I should know better.
Je suis allé me mouiller chez Geloso-Breguet hier pour questionner leurs critiques à l’égard du budget fédéral… question de mieux comprendre leur (op)position. Je suis carrément fasciné par les réactions des prophètes du libre-marché et de la “droite libérale” (avec qui j’ai toujours eu le plus de sympathies) face à la crise actuelle qui, selon moi, remet en question certains principes qu’ils tiennent (que je tenais aussi) comme des vérités fondamentales.
Mais je devrais savoir que je ne suis pas vraiment de calibre pour argumenter avec eux… ces gars là sont des universitaires férus d’économie et de sciences politiques. (C’est une des raisons qui fait que je prend leurs arguments au sérieux) Et moi, je ne suis qu’un comédien raté qui n’a pas fini le cégep… dont le seul domaine d’expertise sur ces questions est celui d’un historien amateur et dont l’expertise en systèmes informatiques complexes acquérie plus tard lui permet de saisir facilement la nature (souvent incomplète) des théories économiques. Mais voilà, Vincent et Brian sont de jeunes aspirants professionnels… et je ne suis qu’un vieil amateur… je suis conscient que ma pensée sur le sujet est beaucoup plus brouillon que la leur.

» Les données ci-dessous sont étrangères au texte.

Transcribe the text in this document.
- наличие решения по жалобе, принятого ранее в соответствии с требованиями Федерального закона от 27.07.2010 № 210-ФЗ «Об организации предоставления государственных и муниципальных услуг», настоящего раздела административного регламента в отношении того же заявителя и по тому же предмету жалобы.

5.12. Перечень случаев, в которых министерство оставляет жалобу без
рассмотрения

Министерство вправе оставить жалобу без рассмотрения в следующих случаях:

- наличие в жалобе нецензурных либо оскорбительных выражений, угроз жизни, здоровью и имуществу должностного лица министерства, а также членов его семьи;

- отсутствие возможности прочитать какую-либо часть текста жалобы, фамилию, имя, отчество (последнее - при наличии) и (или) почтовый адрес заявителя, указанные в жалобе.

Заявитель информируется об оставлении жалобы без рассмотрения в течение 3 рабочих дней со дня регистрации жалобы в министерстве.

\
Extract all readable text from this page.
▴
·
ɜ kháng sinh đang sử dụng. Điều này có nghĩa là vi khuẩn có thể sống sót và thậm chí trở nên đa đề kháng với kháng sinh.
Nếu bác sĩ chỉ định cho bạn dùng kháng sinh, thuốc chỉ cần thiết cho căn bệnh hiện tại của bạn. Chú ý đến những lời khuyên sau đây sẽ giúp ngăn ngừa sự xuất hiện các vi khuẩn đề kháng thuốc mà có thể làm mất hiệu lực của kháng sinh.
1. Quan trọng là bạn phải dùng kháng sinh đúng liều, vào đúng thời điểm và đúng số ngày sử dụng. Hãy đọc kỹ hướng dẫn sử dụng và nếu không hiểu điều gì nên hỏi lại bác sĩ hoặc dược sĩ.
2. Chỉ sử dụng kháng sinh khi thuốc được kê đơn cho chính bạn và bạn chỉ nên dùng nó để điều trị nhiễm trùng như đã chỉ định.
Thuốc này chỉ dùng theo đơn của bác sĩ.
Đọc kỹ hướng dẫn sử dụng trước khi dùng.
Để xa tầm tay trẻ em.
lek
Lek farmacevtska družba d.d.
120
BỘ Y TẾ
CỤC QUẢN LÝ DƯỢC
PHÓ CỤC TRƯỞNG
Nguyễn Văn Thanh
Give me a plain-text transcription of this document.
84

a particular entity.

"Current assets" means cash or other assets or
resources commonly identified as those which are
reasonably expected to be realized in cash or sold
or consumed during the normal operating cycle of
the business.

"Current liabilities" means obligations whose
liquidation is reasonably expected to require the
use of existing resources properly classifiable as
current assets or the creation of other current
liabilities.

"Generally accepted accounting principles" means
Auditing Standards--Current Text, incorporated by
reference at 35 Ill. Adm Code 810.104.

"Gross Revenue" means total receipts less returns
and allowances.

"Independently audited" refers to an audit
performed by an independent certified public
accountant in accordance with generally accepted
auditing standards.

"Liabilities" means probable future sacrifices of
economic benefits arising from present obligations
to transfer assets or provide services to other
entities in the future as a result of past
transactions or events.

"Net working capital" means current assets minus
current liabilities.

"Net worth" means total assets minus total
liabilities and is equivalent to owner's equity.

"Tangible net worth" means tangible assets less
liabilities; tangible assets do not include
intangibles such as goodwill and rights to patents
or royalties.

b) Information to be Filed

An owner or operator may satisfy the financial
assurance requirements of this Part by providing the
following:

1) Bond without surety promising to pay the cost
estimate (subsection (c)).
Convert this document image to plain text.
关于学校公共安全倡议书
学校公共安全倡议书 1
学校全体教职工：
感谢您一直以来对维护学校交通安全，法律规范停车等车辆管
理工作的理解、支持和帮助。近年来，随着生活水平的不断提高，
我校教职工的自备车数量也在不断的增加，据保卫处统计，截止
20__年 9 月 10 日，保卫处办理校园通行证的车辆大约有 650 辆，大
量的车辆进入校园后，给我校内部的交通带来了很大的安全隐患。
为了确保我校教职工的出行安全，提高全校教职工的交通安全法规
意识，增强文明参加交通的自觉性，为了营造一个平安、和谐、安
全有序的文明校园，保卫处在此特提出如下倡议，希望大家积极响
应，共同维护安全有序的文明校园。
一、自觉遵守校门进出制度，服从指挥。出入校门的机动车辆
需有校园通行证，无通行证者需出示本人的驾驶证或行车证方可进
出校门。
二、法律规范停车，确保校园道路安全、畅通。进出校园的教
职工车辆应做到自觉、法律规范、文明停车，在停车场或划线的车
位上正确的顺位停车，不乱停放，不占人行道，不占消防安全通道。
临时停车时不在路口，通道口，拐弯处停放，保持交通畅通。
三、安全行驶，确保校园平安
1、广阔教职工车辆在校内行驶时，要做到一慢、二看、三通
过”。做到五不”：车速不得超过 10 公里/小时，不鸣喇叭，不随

Mais je ne m’empecherai pas pour autant de continuer à les questionner… car je veux comprendre.
…
Si je comprends bien, leur objection principale au budget d’hier (et, j’imagine, à ce qui se trame à Washignton) est qu’il n’y a aucune preuve empirique que le genre de “stimuli” qu’on met au point en ce moment n’a fonctionné par le passé.
Et force m’est d’admettre qu’ils ont raison.
Nous n’avons que deux exemples historiques auquels se référer où le genre d’action qu’on s’apprète à prendre fut tentée pour relancer l’économie: La Grande Dépression et la crise financière/économique japonaise des années 90 qui a mené à ce qu’on appelle leur “décénie perdue”. (Vincent vient d’ailleurs de pondre un excellent billet sur le sujet)
Dans les deux cas, il est démontrable que le type d’intervention gouvernementale qu’on s’apprète à prendre a eu peu ou pas d’effet positif et on peut même aisément postuler qu’à certains niveaux, cela a nuit. (Personnellement, je crois que sans le “New Deal”, le crise aurait été bien pire… mais je suis bien d’accord que ça n’a rien fait pour réellement “relancer” l’économie d’après 1929)
La question devient donc pour moi: Comment somme nous donc sorti de la Grande Dépression pour en venir à la prospérité sans précedent des années 50 et 60? (une époque, je tiens à le souligner, complètement dominée par les théories keynésiennes)
Les fait sont les suivants: Avant la Seconde Guerre Mondiale nous étions encore en dépression… et après, plus du tout. Que s’est-il passé? Il peut y avoir plusieurs autres facteurs qui ont contribué à influencer une telle reprise, mais une des différences principales entre le New Deal et la SGM est justement le niveau de dirigisme et d’investissement direct dans l’économie de la part du gouvernement qui atteint un tel sommet pendant la SGM (50% du PIB), qu’il fait paraitre le New Deal comme une période de laissez-faire économique (plus de détails ici). Serait-ce possible qu’il s’agit là de la clé de la relance?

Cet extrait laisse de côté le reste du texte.